It's Never too Late to Turn Five

Courtney Ceccarini

Q News


When you’re five you don’t really think about it. You walk right into your vibrant kindergarten classroom with your hot pink Barbie backpack, turn to the person next to you and complement the scribbles they made with their freshly sharpened macaroni and cheese crayola crayon. 


If you don’t know how to count to 100, odds are, you don’t know the pressures of social anxiety and the internal fears that come with striking up a conversation. At five, all it takes is for your swing to line up with someone else's at recess for you to become instant best friends.  


On September 11, 2017, I wished I was five again.


From kindergarten up until the middle of summer going into my sophomore year I was a student in the Sachem School District.


It was the district my brother graduated from and the schools that filled its halls with students I knew almost every name of. 


Unfortunately, sometime in middle school, I became tired of the typical middle school fights and clicks that form when a group of kids, going through puberty create.  


By the time freshman year came around, I spent countless days crying to my parents that I couldn’t stay at this school.


Research from the National Center for Education Statistics states that 48% of girls were involved in bullying throughout high school.


So in the grand scheme of things, I guess I wasn’t as “different” as I thought I was, but still, my unavoidable, almost daily tears gave my parents no option but to look for other schools for me.


Private school was not something unfamiliar to my parents. They offered my brother the opportunity to attend a catholic school, and my dad graduated from one, along with all of his siblings.


A month before I was set to continue my education from Sachem as a sophomore, the conversation I had been waiting for finally happened. 


“So I got a phone call today,” my dad said. 


Basically, he knew a teacher on the board at St. Anthony’s High School. By filling out an application and taking a tour of the three story school, I could be one of the 2,000 students wearing a uniform and taking theology classes come the fall.


When Sept 11. rolled around I remember being more nervous than excited. I woke up at 5 a.m. about

2 hours before the bus would come to pick me up.


I got on the bus and went to school. It was the first day of going to a school where the bus ride was not down the road. For this new school, I had to get on a bus that was an hour long ride.


Walking into school, I felt my heart pound and like I was being looked at as "the new kid." I had never been the new kid before. 
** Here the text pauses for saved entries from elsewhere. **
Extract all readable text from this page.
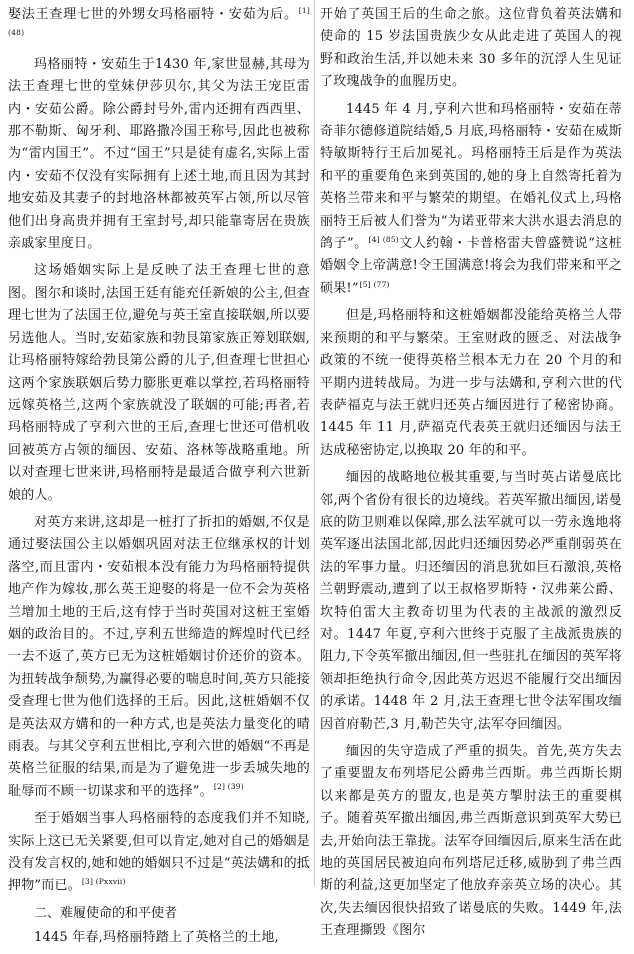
娶法王查理七世的外甥女玛格丽特・安茹为后。$^{[1] (48)}$

玛格丽特・安茹生于1430 年,家世显赫,其母为法王查理七世的堂妹伊莎贝尔,其父为法王宠臣雷内・安茹公爵。除公爵封号外,雷内还拥有西西里、那不勒斯、匈牙利、耶路撒冷国王称号,因此也被称为“雷内国王”。不过“国王”只是徒有虚名,实际上雷内・安茹不仅没有实际拥有上述土地,而且因为其封地安茹及其妻子的封地洛林都被英军占领,所以尽管他们出身高贵并拥有王室封号,却只能靠寄居在贵族亲戚家里度日。

这场婚姻实际上是反映了法王查理七世的意图。图尔和谈时,法国王廷有能充任新娘的公主,但查理七世为了法国王位,避免与英王室直接联姻,所以要另选他人。当时,安茹家族和勃艮第家族正筹划联姻,让玛格丽特嫁给勃艮第公爵的儿子,但查理七世担心这两个家族联姻后势力膨胀更难以掌控,若玛格丽特远嫁英格兰,这两个家族就没了联姻的可能;再者,若玛格丽特成了亨利六世的王后,查理七世还可借机收回被英方占领的缅因、安茹、洛林等战略重地。所以对查理七世来讲,玛格丽特是最适合做亨利六世新娘的人。

对英方来讲,这却是一桩打了折扣的婚姻,不仅是通过娶法国公主以婚姻巩固对法王位继承权的计划落空,而且雷内・安茹根本没有能力为玛格丽特提供地产作为嫁妆,那么英王迎娶的将是一位不会为英格兰增加土地的王后,这有悖于当时英国对这桩王室婚姻的政治目的。不过,亨利五世缔造的辉煌时代已经一去不返了,英方已无为这桩婚姻讨价还价的资本。为扭转战争颓势,为赢得必要的喘息时间,英方只能接受查理七世为他们选择的王后。因此,这桩婚姻不仅是英法双方媾和的一种方式,也是英法力量变化的晴雨表。与其父亨利五世相比,亨利六世的婚姻“不再是英格兰征服的结果,而是为了避免进一步丢城失地的耻辱而不顾一切谋求和平的选择”。$^{[2] (39)}$

至于婚姻当事人玛格丽特的态度我们并不知晓,实际上这已无关紧要,但可以肯定,她对自己的婚姻是没有发言权的,她和她的婚姻只不过是“英法媾和的抵押物”而已。$^{[3] (Pxxvii)}$

二、难履使命的和平使者

1445 年春,玛格丽特踏上了英格兰的土地,

开始了英国王后的生命之旅。这位背负着英法媾和使命的 15 岁法国贵族少女从此走进了英国人的视野和政治生活,并以她未来 30 多年的沉浮人生见证了玫瑰战争的血腥历史。

1445 年 4 月,亨利六世和玛格丽特・安茹在蒂奇菲尔德修道院结婚,5 月底,玛格丽特・安茹在威斯特敏斯特行王后加冕礼。玛格丽特王后是作为英法和平的重要角色来到英国的,她的身上自然寄托着为英格兰带来和平与繁荣的期望。在婚礼仪式上,玛格丽特王后被人们誉为“为诺亚带来大洪水退去消息的鸽子”。$^{[4] (85)}$文人约翰・卡普格雷夫曾盛赞说“这桩婚姻令上帝满意!令王国满意!将会为我们带来和平之硕果!”$^{[5] (77)}$

但是,玛格丽特和这桩婚姻都没能给英格兰人带来预期的和平与繁荣。王室财政的匮乏、对法战争政策的不统一使得英格兰根本无力在 20 个月的和平期内进转战局。为进一步与法媾和,亨利六世的代表萨福克与法王就归还英占缅因进行了秘密协商。1445 年 11 月,萨福克代表英王就归还缅因与法王达成秘密协定,以换取 20 年的和平。

缅因的战略地位极其重要,与当时英占诺曼底比邻,两个省份有很长的边境线。若英军撤出缅因,诺曼底的防卫则难以保障,那么法军就可以一劳永逸地将英军逐出法国北部,因此归还缅因势必严重削弱英在法的军事力量。归还缅因的消息犹如巨石激浪,英格兰朝野震动,遭到了以王叔格罗斯特・汉弗莱公爵、坎特伯雷大主教奇切里为代表的主战派的激烈反对。1447 年夏,亨利六世终于克服了主战派贵族的阻力,下令英军撤出缅因,但一些驻扎在缅因的英军将领却拒绝执行命令,因此英方迟迟不能履行交出缅因的承诺。1448 年 2 月,法王查理七世令法军围攻缅因首府勒芒,3 月,勒芒失守,法军夺回缅因。

缅因的失守造成了严重的损失。首先,英方失去了重要盟友布列塔尼公爵弗兰西斯。弗兰西斯长期以来都是英方的盟友,也是英方掣肘法王的重要棋子。随着英军撤出缅因,弗兰西斯意识到英军大势已去,开始向法王靠拢。法军夺回缅因后,原来生活在此地的英国居民被迫向布列塔尼迁移,威胁到了弗兰西斯的利益,这更加坚定了他放弃亲英立场的决心。其次,失去缅因很快招致了诺曼底的失败。1449 年,法王查理撕毁《图尔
By the time fifth period came, I had said a total of eight words. I got my lunch and stared at the cafeteria full of kids I didn't know. I figured everyone already knew each other and I would be an outsider for the rest of my high school career. 


As I sat down at an empty table like in the movies, I could only think of the words my mom would tell me every time I plead I wanted to come here. 
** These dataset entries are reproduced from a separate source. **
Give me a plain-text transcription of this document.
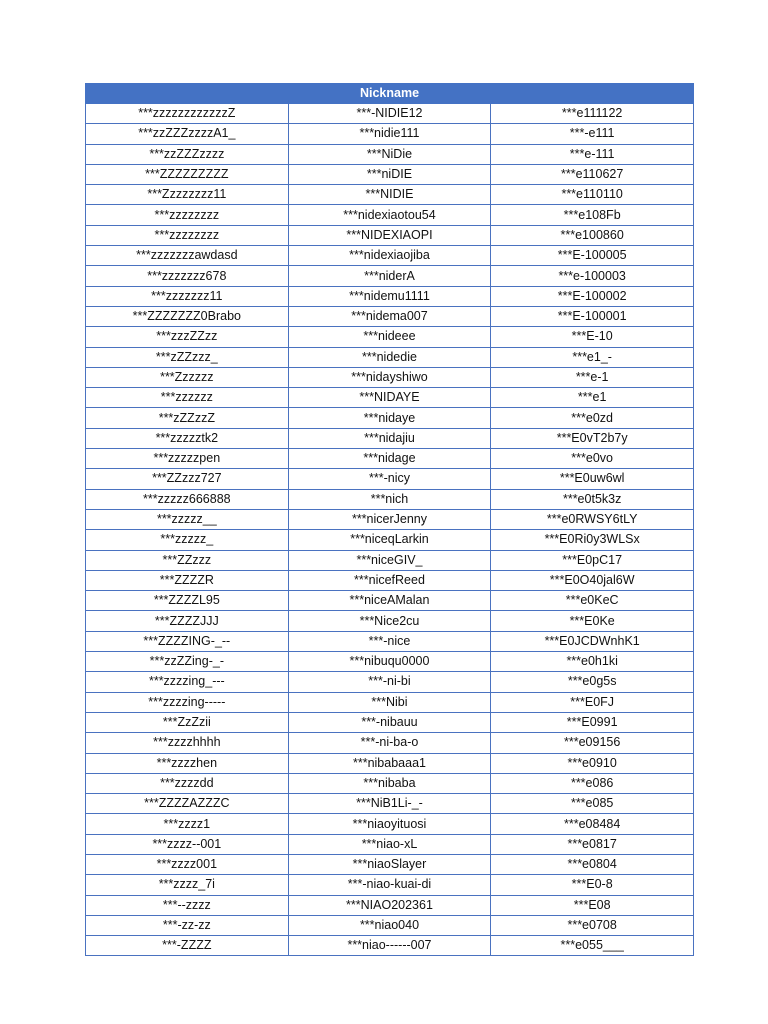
Nickname		
***zzzzzzzzzzzzZ	***-NIDIE12	***e111122
***zzZZZzzzzA1_	***nidie111	***-e111
***zzZZZzzzz	***NiDie	***e-111
***ZZZZZZZZZ	***niDIE	***e110627
***Zzzzzzzz11	***NIDIE	***e110110
***zzzzzzzz	***nidexiaotou54	***e108Fb
***zzzzzzzz	***NIDEXIAOPI	***e100860
***zzzzzzzawdasd	***nidexiaojiba	***E-100005
***zzzzzzz678	***niderA	***e-100003
***zzzzzzz11	***nidemu1111	***E-100002
***ZZZZZZZ0Brabo	***nidema007	***E-100001
***zzzZZzz	***nideee	***E-10
***zZZzzz_	***nidedie	***e1_-
***Zzzzzz	***nidayshiwo	***e-1
***zzzzzz	***NIDAYE	***e1
***zZZzzZ	***nidaye	***e0zd
***zzzzztk2	***nidajiu	***E0vT2b7y
***zzzzzpen	***nidage	***e0vo
***ZZzzz727	***-nicy	***E0uw6wl
***zzzzz666888	***nich	***e0t5k3z
***zzzzz__	***nicerJenny	***e0RWSY6tLY
***zzzzz_	***niceqLarkin	***E0Ri0y3WLSx
***ZZzzz	***niceGIV_	***E0pC17
***ZZZZR	***nicefReed	***E0O40jal6W
***ZZZZL95	***niceAMalan	***e0KeC
***ZZZZJJJ	***Nice2cu	***E0Ke
***ZZZZING-_--	***-nice	***E0JCDWnhK1
***zzZZing-_-	***nibuqu0000	***e0h1ki
***zzzzing_---	***-ni-bi	***e0g5s
***zzzzing-----	***Nibi	***E0FJ
***ZzZzii	***-nibauu	***E0991
***zzzzhhhh	***-ni-ba-o	***e09156
***zzzzhen	***nibabaaa1	***e0910
***zzzzdd	***nibaba	***e086
***ZZZZAZZZC	***NiB1Li-_-	***e085
***zzzz1	***niaoyituosi	***e08484
***zzzz--001	***niao-xL	***e0817
***zzzz001	***niaoSlayer	***e0804
***zzzz_7i	***-niao-kuai-di	***E0-8
***--zzzz	***NIAO202361	***E08
***-zz-zz	***niao040	***e0708
***-ZZZZ	***niao------007	***e055___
"The grass isn't always greener on the other side."


I sat thinking maybe she was right and regretted my decision to come in the first place. At least at my old school there was always someone I knew to talk to or at least sit with in the cafeteria.


I repeated this routine for an entire week. Whether I sat and ate lunch alone or just went to the library, I dreaded fifth period. Sitting in class, you don't have to talk to friends and when you don't, teachers take it as focused. Instead of being focused, I would scan the room and try to figure out who looked friendly and who would be my first friend.


After spending the week lying to my parents saying I had a great day at school, it was time for me to go back to the basics, time to be five again.


That next week, I was walking in the hallway and I saw the ginger haired girl I has seen in most of my classes. I turned to her and said the most simple word someone could say when trying to make a new friend.


"Hi," I said feeling pretty proud of myself.


Lucky for me, the ginger haired girl with her skirt rolled and her shoes clogged, happened to be one of the most outgoing people anyone could meet.


That day we sat together at lunch and talked about everything. When I told her I just transferred here she said she honestly had no idea and just thought she hadn't met me yet. 


As she introduced me to all of her friends, I realized none of them knew I just transferred here either. In a school of over 2,000 students no one really pays attention to the people they had never met. I became instant best friends with a group of people that only grew throughout my time there.


Going into college, I had to start all over once again. Sometimes the simplest words can make the greatest connections and once again, I made great friends in college. 


Now as I am about to graduate, I think how I am going to have to do this all over again in the working force and I will remind myself to start with hi because we are all just five.


Target Audience


The target audience can be for anyone nervous about making new friends. It is important not to let social anxieties get in the way because everyone feels them one time or another. I do think this column would resonate for younger people because of the story telling and the age frame I was while telling it. I think people between the ages of 13-25 could relate to it more. Everyone is put in new situations where they need to make new friends and during your young teenage into adulthood lives it feels like this switch happens closely to every 4-5 years.